全てハイブリッドで構成される軍団および機関。真のハイブリッドになるために非験体を探すため、人狩りを続けていた。

エヴァン・リンデ・ゴストマロフ
パンドラキューブウイルスの研究・開発の第一人者でありバルドル一族の祖先。約1000年前の人物で、地球を追放されてからもエグドラシルを新たに作り出しウイルスの研究を続けた。その後も脳だけの姿になりながらもエグドラシルの実質的長として存在していたが、約15年前に死んだとされる。実はエグドラシルの存在や研究に疑問を抱くようになり、エグドラシルを崩壊させようとしていたが、エレムリスの反逆にあい殺された。その後シルヴァンに自らの意志を移植した。
エレムリス
バルドル一族の長男。36歳。母はベローニャ。パンドラキューブとの反応値は3900。現在のエグドラシルのボス格。力に貪欲で、非験体の血を注入し続けており、その副作用で化物のような姿形をしている。しかし、不純物の多い今の体では究極の存在になれないことに気付き、懐古派の子孫であるセルマの死体を乗っ取り、完全体となる。以前は地球人への報復に熱心だったが、完全体となった後は自分の星も破壊しようとする。ホークにより倒される。
グロキシニア
バルドル一族の次男。34歳。母はベローニャ。反応値1011。エレムリスほどではないものの、一族の親分格。地上への報復に熱心で、完全体となったエレムリスが裏切った事に怒り、彼を止めようとするが返り討ちにあう。
バイモ/スミス
バルドル一族の三男。
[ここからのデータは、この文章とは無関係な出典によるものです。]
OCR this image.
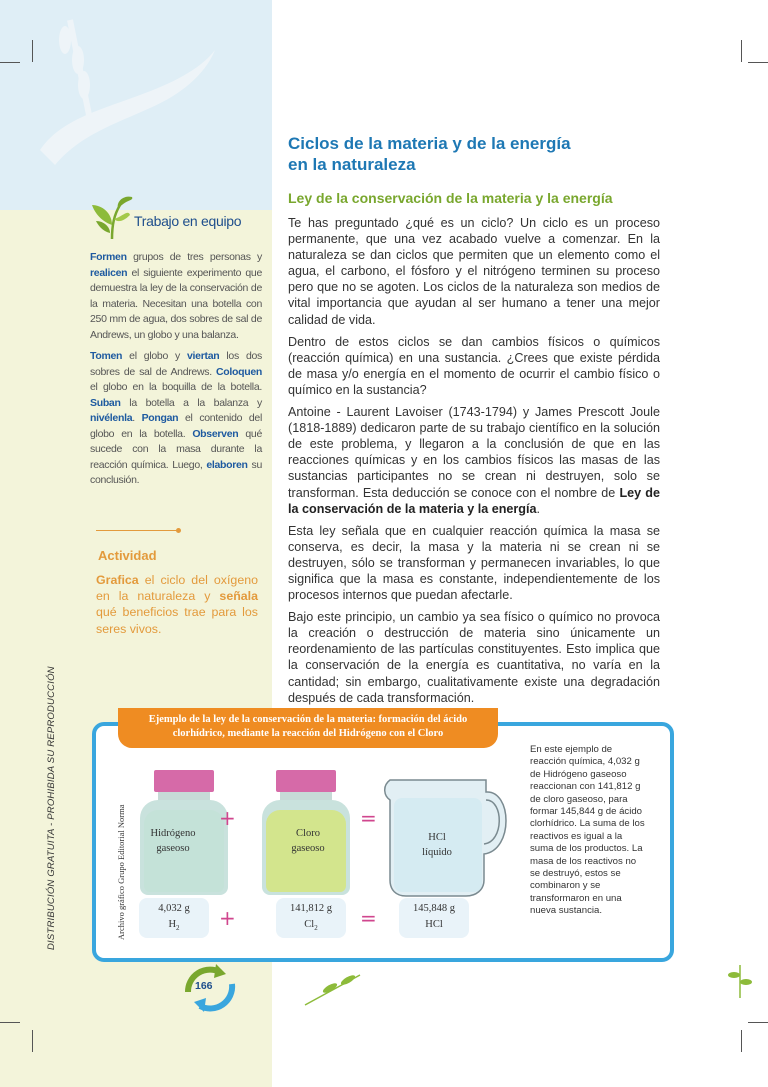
DISTRIBUCIÓN GRATUITA - PROHIBIDA SU REPRODUCCIÓN
Ciclos de la materia y de la energía
en la naturaleza
Ley de la conservación de la materia y la energía

Te has preguntado ¿qué es un ciclo? Un ciclo es un proceso permanente, que una vez acabado vuelve a comenzar. En la naturaleza se dan ciclos que permiten que un elemento como el agua, el carbono, el fósforo y el nitrógeno terminen su proceso pero que no se agoten. Los ciclos de la naturaleza son medios de vital importancia que ayudan al ser humano a tener una mejor calidad de vida.

Dentro de estos ciclos se dan cambios físicos o químicos (reacción química) en una sustancia. ¿Crees que existe pérdida de masa y/o energía en el momento de ocurrir el cambio físico o químico en la sustancia?

Antoine - Laurent Lavoiser (1743-1794) y James Prescott Joule (1818-1889) dedicaron parte de su trabajo científico en la solución de este problema, y llegaron a la conclusión de que en las reacciones químicas y en los cambios físicos las masas de las sustancias participantes no se crean ni destruyen, solo se transforman. Esta deducción se conoce con el nombre de Ley de la conservación de la materia y la energía.

Esta ley señala que en cualquier reacción química la masa se conserva, es decir, la masa y la materia ni se crean ni se destruyen, sólo se transforman y permanecen invariables, lo que significa que la masa es constante, independientemente de los procesos internos que puedan afectarle.

Bajo este principio, un cambio ya sea físico o químico no provoca la creación o destrucción de materia sino únicamente un reordenamiento de las partículas constituyentes. Esto implica que la conservación de la energía es cuantitativa, no varía en la cantidad; sin embargo, cualitativamente existe una degradación después de cada transformación.

Trabajo en equipo

Formen grupos de tres personas y realicen el siguiente experimento que demuestra la ley de la conservación de la materia. Necesitan una botella con 250 mm de agua, dos sobres de sal de Andrews, un globo y una balanza.

Tomen el globo y viertan los dos sobres de sal de Andrews. Coloquen el globo en la boquilla de la botella. Suban la botella a la balanza y nivélenla. Pongan el contenido del globo en la botella. Observen qué sucede con la masa durante la reacción química. Luego, elaboren su conclusión.

Actividad
Grafica el ciclo del oxígeno en la naturaleza y señala qué beneficios trae para los seres vivos.
Ejemplo de la ley de la conservación de la materia: formación del ácido
clorhídrico, mediante la reacción del Hidrógeno con el Cloro
Archivo gráfico Grupo Editorial Norma	Hidrógeno
gaseoso
+
Cloro
gaseoso
=
HCl
líquido
4,032 g
$H_2$	+	141,812 g
$Cl_2$	=	145,848 g
HCl
En este ejemplo de reacción química, 4,032 g de Hidrógeno gaseoso reaccionan con 141,812 g de cloro gaseoso, para formar 145,844 g de ácido clorhídrico. La suma de los reactivos es igual a la suma de los productos. La masa de los reactivos no se destruyó, estos se combinaron y se transformaron en una nueva sustancia.
166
33歳。母はツルバキア。反応値3300。ダリアやシラーの実の兄。エグドラシルの掲げる地球への報復や、虐殺に疑問を感じ、15年前に一族を裏切る。その後はスミスと名を代え、目立たぬ所で対ハイブリッド用の武器を開発していた。ホークらと出合った後は共にエグドラシルに乗り込み、エレムリスを倒すが、完全体として復活したエレムリスに倒される。
アバ
バイモのパートナー。以前はエグドラシルの下級兵士だったが、バイモと同様にエグドラシルに疑問を感じて裏切る。バイモと同様にエグドラシルに攻め込むが、エレムリスの攻撃で死亡。
シラー
バルドル一族の五女。19歳。母はツルバキア。反応値428。ダリアやバイモの実妹だが、彼らとは違い他の一族同様、人間を殺すことに違和感を覚えていなかった。しかしダリアとホークの絆を見て、バイモの言いつけを守らずに人間を殺し続けた自分を恥じ、エグドラシル崩壊後に兵隊らに人狩りを止めるよう命じた後に自害する。幼少の頃はダリアと仲が良かった。
ザイツェフ
シラーのパートナーである意思を持ったロボット。シルヴァンとどこか似た容貌を持つ。シラーの命によりデブリナの住人を虐殺した。デイサンにより破壊される。
レイン
ダリアの記憶の中に登場する、人狩りによりエグドラシルに捕らわれていた男性。脱出を試みた際に幼少の頃のダリアに匿われる。ダリアと仲良くなるが、その後シラーに見つかり殺されてしまい、彼を助けられなかったことがダリアにとってのトラウマとなった。
カイドウ
バルドル一族の次女。30歳。母はキルタンサス。反応値362。その巨体によるプレス攻撃が自慢で、本人曰く一度に10人は殺せるらしい。ホークらがエグドラシルに攻め込んだ際にアバにより倒される。
モナルダ
バルドル一族の三女。27歳。母はキルタンサス。反応値397。かなりの美人だが、ホークらがエグドラシルに攻め込んだ際にバイモにより倒される。
ネペンシス
バルドル一族の五男。26歳。母はキルタンサス。反応値610。気性が荒く、残虐。同じ一族でありながら極端に弱いダリアのことを嫌っており、何かと嫌がらせをしていた。ホークらがエグドラシルに攻め込んだ際にバイモにより倒される。死ぬ寸前にスミスの正体がバイモであることに気付いていた。
グロリオサ
バルドル一族の長女。33歳。母はベローニャ。反応値913。
アゲラータム
バルドル一族の四男。32歳。母はキルタンサス。反応値775。
パフィオペディルム
バルドル一族の六男。19歳。母はキルタンサス。反応値303。
ブルースター
バルドル一族の七男。15歳。母はキルタンサス。反応値351。